Sunday, February 21, 2010

How to Memorize Scripture

Have you ever had this experience?
After a sermon, my friend said, "I'm not sure I believe that..."

I replied, "There's a verse about that, actually Jesus told a whole parable..." and I pulled out my pocket New Testament. "It's in Luke 15 I think, or was it Matthew 15?" I muttered. "Something 15, anyway" I kept flipping. "Maybe Luke 14..." etc.

Don't you hate that? The scenario came up when I gave an abbreviated version of this posting. Given a concordance, a topical Bible (or an online equivalent) you can look them up at home, but it's nice to have them available without a computer or your library. The Bible is also available for portable electronic devices like smart phones or a Palm Pilot, if you have the device or discretionary cash (I hope you've already given generously for relief, evangelism, development, and your local church).

But if you don't -- and even if you do -- here's what I suggest: Scripture memory! Shortly after finding Jesus, I memorized five short passages (1-2 verses each) that the Navigators called "Beginning with Christ". This commentary by LeRoy Eims gives and explains the verses. I think the version I memorized was the New International (NIV), which really was new at the time (late 1970s). Anyway, from there I memorized the 60 verses of the Topical Memory System, which was a great start.

If you follow that path, which isn't a bad one, you'll memorize some important verses on a variety of topics.
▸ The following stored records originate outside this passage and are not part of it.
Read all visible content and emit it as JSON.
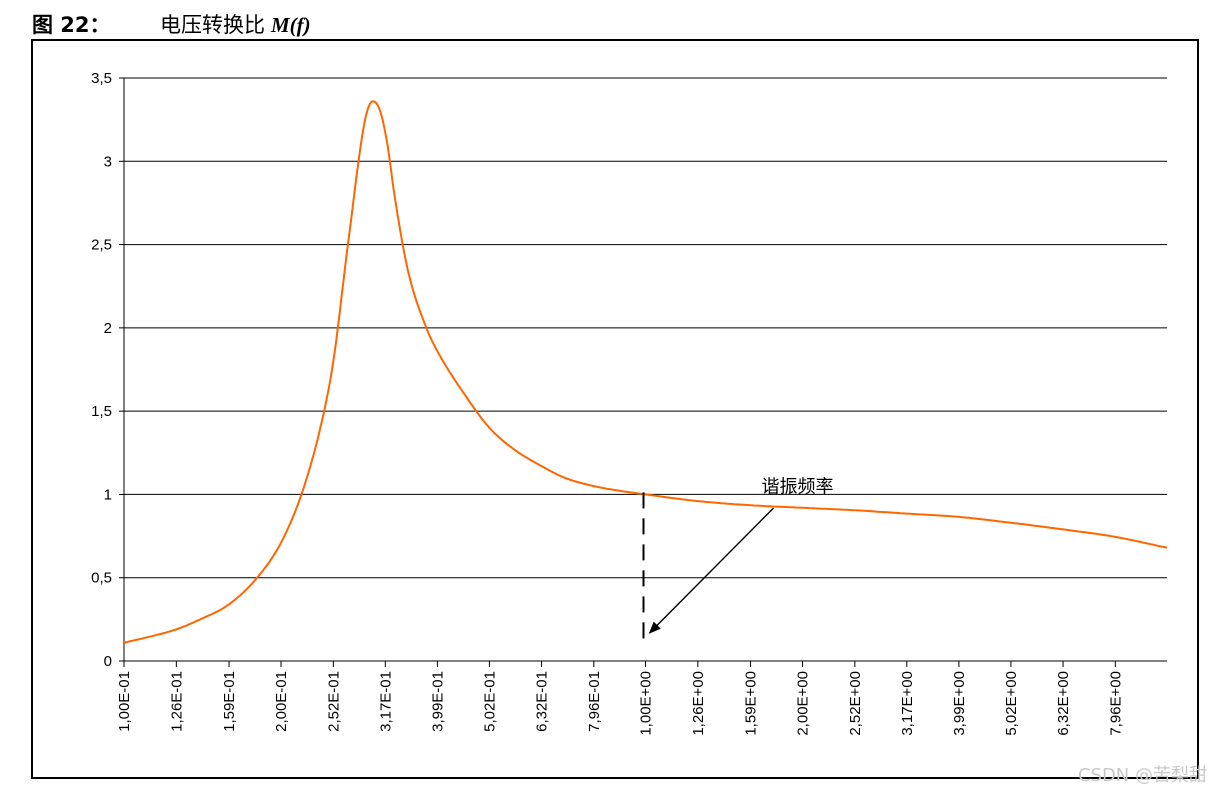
{
  "figure": {
    "number_label": "图 22：",
    "title_text": "电压转换比",
    "title_symbol": "M(f)"
  },
  "watermark": "CSDN @苦梨甜",
  "chart_data": {
    "type": "line",
    "x_scale": "log",
    "xlim": [
      0.1,
      10
    ],
    "ylim": [
      0,
      3.5
    ],
    "y_ticks": [
      0,
      0.5,
      1,
      1.5,
      2,
      2.5,
      3,
      3.5
    ],
    "y_tick_labels": [
      "0",
      "0,5",
      "1",
      "1,5",
      "2",
      "2,5",
      "3",
      "3,5"
    ],
    "x_ticks": [
      0.1,
      0.126,
      0.159,
      0.2,
      0.252,
      0.317,
      0.399,
      0.502,
      0.632,
      0.796,
      1.0,
      1.26,
      1.59,
      2.0,
      2.52,
      3.17,
      3.99,
      5.02,
      6.32,
      7.96
    ],
    "x_tick_labels": [
      "1,00E-01",
      "1,26E-01",
      "1,59E-01",
      "2,00E-01",
      "2,52E-01",
      "3,17E-01",
      "3,99E-01",
      "5,02E-01",
      "6,32E-01",
      "7,96E-01",
      "1,00E+00",
      "1,26E+00",
      "1,59E+00",
      "2,00E+00",
      "2,52E+00",
      "3,17E+00",
      "3,99E+00",
      "5,02E+00",
      "6,32E+00",
      "7,96E+00"
    ],
    "grid": "horizontal",
    "series": [
      {
        "color": "#ff6600",
        "x": [
          0.1,
          0.11,
          0.126,
          0.14,
          0.159,
          0.18,
          0.2,
          0.22,
          0.24,
          0.252,
          0.27,
          0.29,
          0.3,
          0.31,
          0.32,
          0.33,
          0.35,
          0.38,
          0.399,
          0.45,
          0.502,
          0.56,
          0.632,
          0.7,
          0.796,
          0.9,
          1.0,
          1.26,
          1.59,
          2.0,
          2.52,
          3.17,
          3.99,
          5.02,
          6.32,
          7.96,
          10.0
        ],
        "y": [
          0.11,
          0.14,
          0.19,
          0.25,
          0.34,
          0.5,
          0.71,
          1.02,
          1.45,
          1.8,
          2.55,
          3.25,
          3.36,
          3.3,
          3.1,
          2.8,
          2.35,
          2.0,
          1.86,
          1.6,
          1.4,
          1.27,
          1.17,
          1.1,
          1.05,
          1.02,
          1.0,
          0.96,
          0.935,
          0.92,
          0.905,
          0.885,
          0.865,
          0.83,
          0.79,
          0.745,
          0.68
        ]
      }
    ],
    "annotation": {
      "text": "谐振频率",
      "at_x": 1.0
    }
  }
}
The verses come pre-printed on small cards, and you can buy or make a little pack to carry them around in -- to review while riding the bus or waiting for traffic lights for example. This saves the conundrum of what to memorize next, and the bother of writing them down yourself. And if you have poor penmanship, they also save the trouble of decoding your scribbles. An example card is at right.

The other thing is they come with some helpful instructions, like saying the reference before and after you repeat the verse. This helps your brain to keep the reference (Galatians 6:9-10) together with the text of the verse ("And let us not lose heart..."). The cards are also printed that way, as you can see.
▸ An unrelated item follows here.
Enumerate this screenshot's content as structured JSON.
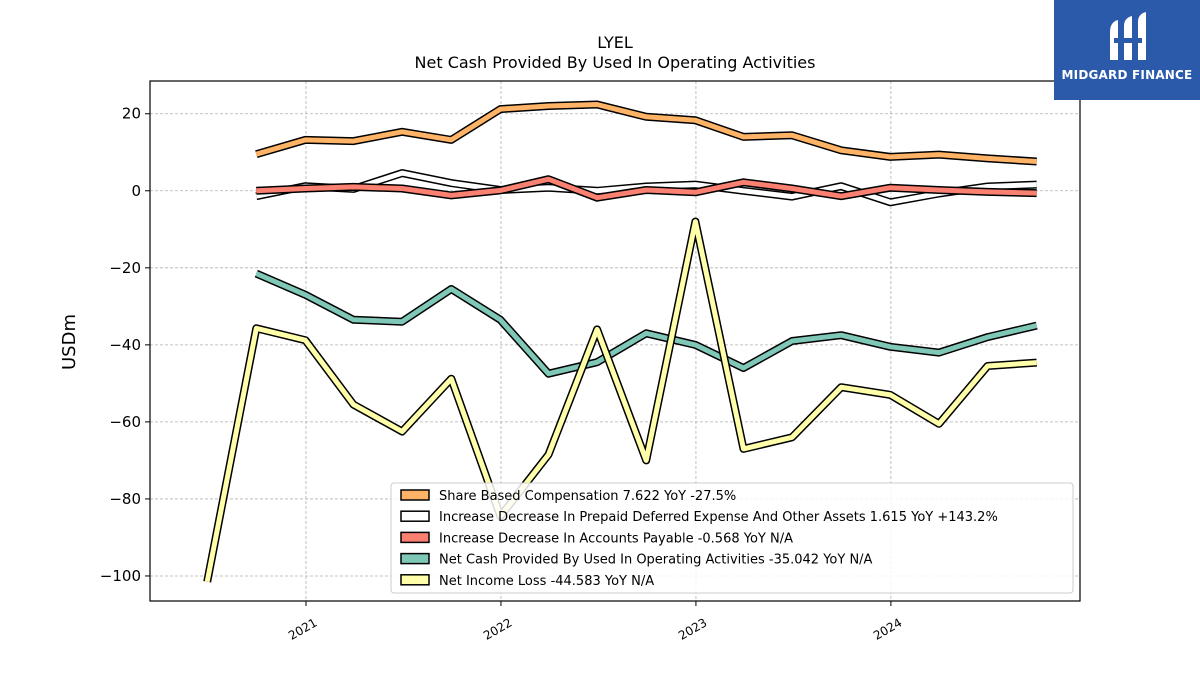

What's the downside? Well, you memorize the verses they thought were important, which might not be the verses that the Holy Spirit has been speaking to you about. Also, if you're not finding the verses yourself, you might forget to look at the context. And to tell the truth, I think the Navs sometimes don't have the point of the verse right. Prayer, for example, is the topic at the top of the card for John 15:7: "If you remain in me and my words remain in you, ask whatever you wish and it will be done for you." But is this verse about prayer? If you just memorize the card and don't think about what came in John 15:3-4 or John 15:5-6 or John 15:8, well, it's still a great thing to memorize John 15:7. But much better to understand this verse as part of his message about abiding (as the King James says) and bearing fruit: having a life that means something. The way I read 15:7 is this:

If you're really "plugged in" to me 24/7, not trying to run on your own power, is that your life will be meaningful, like a tree heavy with fruit. Part of that is your prayers will be in line with what I'm doing in the world, and you'll naturally ask for what I'm already doing -- then you'll see it happen!
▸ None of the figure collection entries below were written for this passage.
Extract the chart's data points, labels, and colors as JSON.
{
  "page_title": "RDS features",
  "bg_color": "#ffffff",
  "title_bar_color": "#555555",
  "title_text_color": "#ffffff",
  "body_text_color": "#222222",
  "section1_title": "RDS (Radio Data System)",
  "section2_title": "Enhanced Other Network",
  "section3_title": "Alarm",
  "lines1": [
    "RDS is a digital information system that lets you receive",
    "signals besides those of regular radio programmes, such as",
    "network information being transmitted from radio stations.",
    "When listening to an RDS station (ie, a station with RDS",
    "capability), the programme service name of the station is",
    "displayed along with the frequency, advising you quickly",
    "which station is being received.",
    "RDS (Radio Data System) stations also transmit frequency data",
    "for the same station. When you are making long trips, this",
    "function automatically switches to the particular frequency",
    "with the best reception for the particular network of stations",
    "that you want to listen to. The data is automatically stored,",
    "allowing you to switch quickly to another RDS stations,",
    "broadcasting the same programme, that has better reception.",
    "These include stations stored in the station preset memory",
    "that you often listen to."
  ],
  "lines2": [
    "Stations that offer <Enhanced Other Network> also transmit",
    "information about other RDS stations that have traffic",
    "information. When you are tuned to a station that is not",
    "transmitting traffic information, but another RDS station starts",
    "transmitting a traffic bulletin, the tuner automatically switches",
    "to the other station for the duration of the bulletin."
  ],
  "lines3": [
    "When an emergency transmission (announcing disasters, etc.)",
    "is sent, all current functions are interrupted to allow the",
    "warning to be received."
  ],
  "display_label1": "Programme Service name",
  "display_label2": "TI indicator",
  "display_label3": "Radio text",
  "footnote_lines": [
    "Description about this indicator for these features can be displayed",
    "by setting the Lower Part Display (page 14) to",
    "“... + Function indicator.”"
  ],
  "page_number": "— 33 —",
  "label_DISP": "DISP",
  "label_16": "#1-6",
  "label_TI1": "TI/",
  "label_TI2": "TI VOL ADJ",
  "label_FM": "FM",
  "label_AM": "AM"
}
So although I think the pre-printed cards are great for getting started in Scripture memory, I'm not sure I'd recommend going much beyond the 60 verses in the TMS. The Topical Memory System can help you get into the habit: memorize two new verses a week for 6-7 months. Every day review the 12 verses you most recently learned, as well as 12 others (rotate this latter set through all the verses you have memorized, which is easy at first). But if you look at the verses in the TMS and decide they aren't what you're really excited about, I'd go for the gusto and make up some of your own. The one at right was from the 1980s, when I memorized most of Ephesians chapter 1 (thus the ellipsis), which is a great chapter by the way; I highly recommend it.

That's what I know about Scripture memory. And a true confession: I don't do the daily review any more. Got lazy I guess. I should take that up again -- maybe for Lent?